Leggere La nostalgia felice di ritorno da un felice periodo di permanenza a Parigi è stata una delle cose più azzeccate che potessero capitarmi. Non tanto perché quando si tratta di Amélie Nothomb (che, tra l’altro, ho potuto conoscere di persona proprio durante il mio soggiorno all’estero) mi trasformo in un’adolescente alle prese con uno dei suoi idoli, ma proprio per il significato profondo di quest’ultimo lavoro della scrittrice belga.

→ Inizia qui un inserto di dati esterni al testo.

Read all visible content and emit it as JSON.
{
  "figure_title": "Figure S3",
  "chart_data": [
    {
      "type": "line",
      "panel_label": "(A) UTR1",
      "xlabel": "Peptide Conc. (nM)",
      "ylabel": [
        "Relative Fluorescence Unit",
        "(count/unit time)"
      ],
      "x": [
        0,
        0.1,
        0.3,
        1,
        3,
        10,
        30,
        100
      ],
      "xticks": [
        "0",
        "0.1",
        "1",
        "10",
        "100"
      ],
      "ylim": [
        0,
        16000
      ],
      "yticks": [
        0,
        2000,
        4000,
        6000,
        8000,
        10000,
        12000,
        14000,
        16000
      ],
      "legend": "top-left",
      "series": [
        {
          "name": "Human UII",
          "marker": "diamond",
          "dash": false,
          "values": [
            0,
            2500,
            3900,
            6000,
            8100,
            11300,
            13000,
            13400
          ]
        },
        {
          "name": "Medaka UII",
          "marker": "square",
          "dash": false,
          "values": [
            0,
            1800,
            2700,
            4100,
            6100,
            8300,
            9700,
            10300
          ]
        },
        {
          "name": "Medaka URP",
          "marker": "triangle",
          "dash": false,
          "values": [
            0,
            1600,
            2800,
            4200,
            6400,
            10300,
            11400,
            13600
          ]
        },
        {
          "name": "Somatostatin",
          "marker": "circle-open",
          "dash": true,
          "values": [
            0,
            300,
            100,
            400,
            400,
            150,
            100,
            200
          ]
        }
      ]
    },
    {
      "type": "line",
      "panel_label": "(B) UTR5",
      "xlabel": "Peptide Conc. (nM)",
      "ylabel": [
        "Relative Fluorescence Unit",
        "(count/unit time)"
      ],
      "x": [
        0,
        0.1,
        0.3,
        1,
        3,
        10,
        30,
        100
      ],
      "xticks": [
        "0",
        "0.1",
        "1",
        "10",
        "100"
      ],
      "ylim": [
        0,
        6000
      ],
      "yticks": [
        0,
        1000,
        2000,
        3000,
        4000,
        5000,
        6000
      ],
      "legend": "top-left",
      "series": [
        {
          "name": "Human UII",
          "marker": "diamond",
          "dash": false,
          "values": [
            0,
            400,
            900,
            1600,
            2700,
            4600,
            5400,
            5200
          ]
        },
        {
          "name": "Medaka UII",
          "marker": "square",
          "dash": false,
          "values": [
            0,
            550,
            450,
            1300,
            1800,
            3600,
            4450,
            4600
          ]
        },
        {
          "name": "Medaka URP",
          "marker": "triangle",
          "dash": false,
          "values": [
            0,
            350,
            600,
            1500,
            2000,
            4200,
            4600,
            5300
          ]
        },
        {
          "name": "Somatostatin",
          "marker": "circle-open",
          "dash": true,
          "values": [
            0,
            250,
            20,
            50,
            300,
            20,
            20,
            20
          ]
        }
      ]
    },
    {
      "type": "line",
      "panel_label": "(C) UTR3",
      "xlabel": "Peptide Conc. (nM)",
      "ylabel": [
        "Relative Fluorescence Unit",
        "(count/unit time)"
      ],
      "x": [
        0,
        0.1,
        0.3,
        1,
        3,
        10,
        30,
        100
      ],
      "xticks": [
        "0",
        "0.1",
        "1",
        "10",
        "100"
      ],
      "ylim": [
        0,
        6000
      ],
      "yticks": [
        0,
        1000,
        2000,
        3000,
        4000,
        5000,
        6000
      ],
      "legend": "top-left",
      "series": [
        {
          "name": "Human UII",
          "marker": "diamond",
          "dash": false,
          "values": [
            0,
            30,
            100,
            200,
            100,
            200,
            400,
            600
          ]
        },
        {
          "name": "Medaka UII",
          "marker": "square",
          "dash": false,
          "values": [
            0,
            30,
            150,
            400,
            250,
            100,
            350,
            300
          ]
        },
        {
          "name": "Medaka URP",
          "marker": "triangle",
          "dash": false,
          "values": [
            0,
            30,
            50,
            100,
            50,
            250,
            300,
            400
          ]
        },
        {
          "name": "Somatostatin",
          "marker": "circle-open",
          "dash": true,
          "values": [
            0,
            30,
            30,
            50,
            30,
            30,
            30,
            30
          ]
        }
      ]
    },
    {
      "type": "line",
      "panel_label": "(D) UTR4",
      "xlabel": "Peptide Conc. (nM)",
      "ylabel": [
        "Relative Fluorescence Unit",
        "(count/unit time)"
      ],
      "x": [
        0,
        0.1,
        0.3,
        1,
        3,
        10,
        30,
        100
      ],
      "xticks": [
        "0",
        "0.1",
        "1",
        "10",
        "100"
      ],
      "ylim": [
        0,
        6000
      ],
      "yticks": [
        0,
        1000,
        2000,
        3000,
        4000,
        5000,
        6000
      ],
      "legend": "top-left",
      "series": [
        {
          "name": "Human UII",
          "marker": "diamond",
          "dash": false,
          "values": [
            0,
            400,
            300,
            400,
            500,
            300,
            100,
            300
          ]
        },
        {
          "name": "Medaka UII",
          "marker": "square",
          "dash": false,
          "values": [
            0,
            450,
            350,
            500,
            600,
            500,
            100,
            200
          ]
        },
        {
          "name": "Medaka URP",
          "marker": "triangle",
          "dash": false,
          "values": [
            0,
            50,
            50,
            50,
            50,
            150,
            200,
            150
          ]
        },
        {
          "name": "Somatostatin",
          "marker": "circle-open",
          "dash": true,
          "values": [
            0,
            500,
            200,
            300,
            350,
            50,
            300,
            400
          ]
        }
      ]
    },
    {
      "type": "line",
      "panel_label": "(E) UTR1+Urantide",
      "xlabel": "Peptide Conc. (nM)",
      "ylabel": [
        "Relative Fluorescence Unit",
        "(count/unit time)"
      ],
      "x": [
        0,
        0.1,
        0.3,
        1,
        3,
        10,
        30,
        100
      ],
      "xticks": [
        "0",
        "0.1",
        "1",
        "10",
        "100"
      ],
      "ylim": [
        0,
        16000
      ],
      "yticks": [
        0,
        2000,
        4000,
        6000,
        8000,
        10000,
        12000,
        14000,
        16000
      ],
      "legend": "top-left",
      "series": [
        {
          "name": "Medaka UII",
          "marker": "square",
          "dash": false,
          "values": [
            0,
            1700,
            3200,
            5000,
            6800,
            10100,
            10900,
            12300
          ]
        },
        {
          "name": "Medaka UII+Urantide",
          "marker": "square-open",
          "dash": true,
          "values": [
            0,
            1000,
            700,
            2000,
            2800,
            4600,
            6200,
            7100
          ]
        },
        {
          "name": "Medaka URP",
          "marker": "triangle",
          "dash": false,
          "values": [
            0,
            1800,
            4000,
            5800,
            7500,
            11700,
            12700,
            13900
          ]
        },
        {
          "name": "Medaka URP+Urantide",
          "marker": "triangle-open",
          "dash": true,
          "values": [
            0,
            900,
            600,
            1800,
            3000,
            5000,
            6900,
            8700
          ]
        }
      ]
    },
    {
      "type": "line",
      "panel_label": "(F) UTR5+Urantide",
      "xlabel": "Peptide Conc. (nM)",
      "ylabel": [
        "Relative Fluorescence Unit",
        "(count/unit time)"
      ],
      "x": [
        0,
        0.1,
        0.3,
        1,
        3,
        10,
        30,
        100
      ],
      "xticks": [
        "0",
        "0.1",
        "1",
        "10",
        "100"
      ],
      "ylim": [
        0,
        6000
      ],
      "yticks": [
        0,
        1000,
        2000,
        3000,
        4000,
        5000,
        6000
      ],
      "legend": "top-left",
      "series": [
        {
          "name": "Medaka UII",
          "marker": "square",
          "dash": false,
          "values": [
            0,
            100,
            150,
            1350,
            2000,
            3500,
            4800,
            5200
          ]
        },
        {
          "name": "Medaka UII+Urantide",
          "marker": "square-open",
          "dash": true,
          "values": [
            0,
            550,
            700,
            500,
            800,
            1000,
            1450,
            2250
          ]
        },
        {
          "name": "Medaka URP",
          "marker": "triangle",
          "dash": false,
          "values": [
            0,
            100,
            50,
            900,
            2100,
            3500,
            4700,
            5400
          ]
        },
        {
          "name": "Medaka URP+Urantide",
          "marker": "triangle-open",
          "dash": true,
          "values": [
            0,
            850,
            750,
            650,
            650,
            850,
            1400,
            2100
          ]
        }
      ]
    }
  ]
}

Voglio essere schietta: sebbene quasi tutta la fortunata produzione nothombiana sia di matrice autobiografica e anche La nostalgie heureuse non si distacchi dal suo solito modus scribendi, ho trovato questo libro meno riuscito di altri. Manca l’autentica tensione ironica della Nothomb, al punto che solo nelle prime pagine – che di fatto fungono da introduzione – ho avuto l’impressione di rintracciare la vera forza narrativa della scrittrice. Folgorante, difatti, l’incipit: «Tutto ciò che si ama diventa fiction. La mia prima fu il Giappone». Amélie decide di raccontare il suo ultimo viaggio nella terra del cuore, quel Giappone cui non smette di dichiarare il suo amore e che fa da sfondo ai romanzi migliori (Metafisica dei tubi, Stupore e tremori, Né di Eva né di Adamo): fra marzo e aprile 2012, dopo 16 anni, la scrittrice si è recata nel Paese del Sol levante con una troupe televisiva per ripercorrere i luoghi dell’infanzia “tubica” e felice e quelli della mitica giovinezza trascorsa assieme al compagno giapponese Rinri. Il viaggio è diventato un bellissimo documentario, Une vie entre deux Eaux, e La nostalgie heureuse ne rappresenta una sorta di riepilogo.
L’assenza dell’autentica ironia nothombiana cui accennavo, tuttavia, è più che giustificata dalla natura intrinseca di questo “libro di viaggio”: pagine cariche di tensione emotiva raccontano l’incontro con la tata Nishio-san e il fidanzato Rinri. La materia autobiografica cui la Nothomb attinge per questo libro ha un sapore diverso rispetto al solito, perché qui la scrittrice è chiamata a mettere nero su bianco tutte le emozioni che gli incontri con luoghi e persone suscitano nell’intimo del suo animo. Ed è proprio a proposito del concetto di “nostalgia” che ad Amélie si chiarisce la natura del suo amore viscerale per il Giappone: impara a trasformare il termine “nostalgic” (che indica la nostalgia triste, parola inesistente in giapponese) in “natsukashii”, che nella lingua dei cangi «designa la nostalgia felice, l’istante in cui il bel ricordo torna alla memoria e la riempie di dolcezza». È con questa consapevolezza che tutti dovremmo guardare al passato.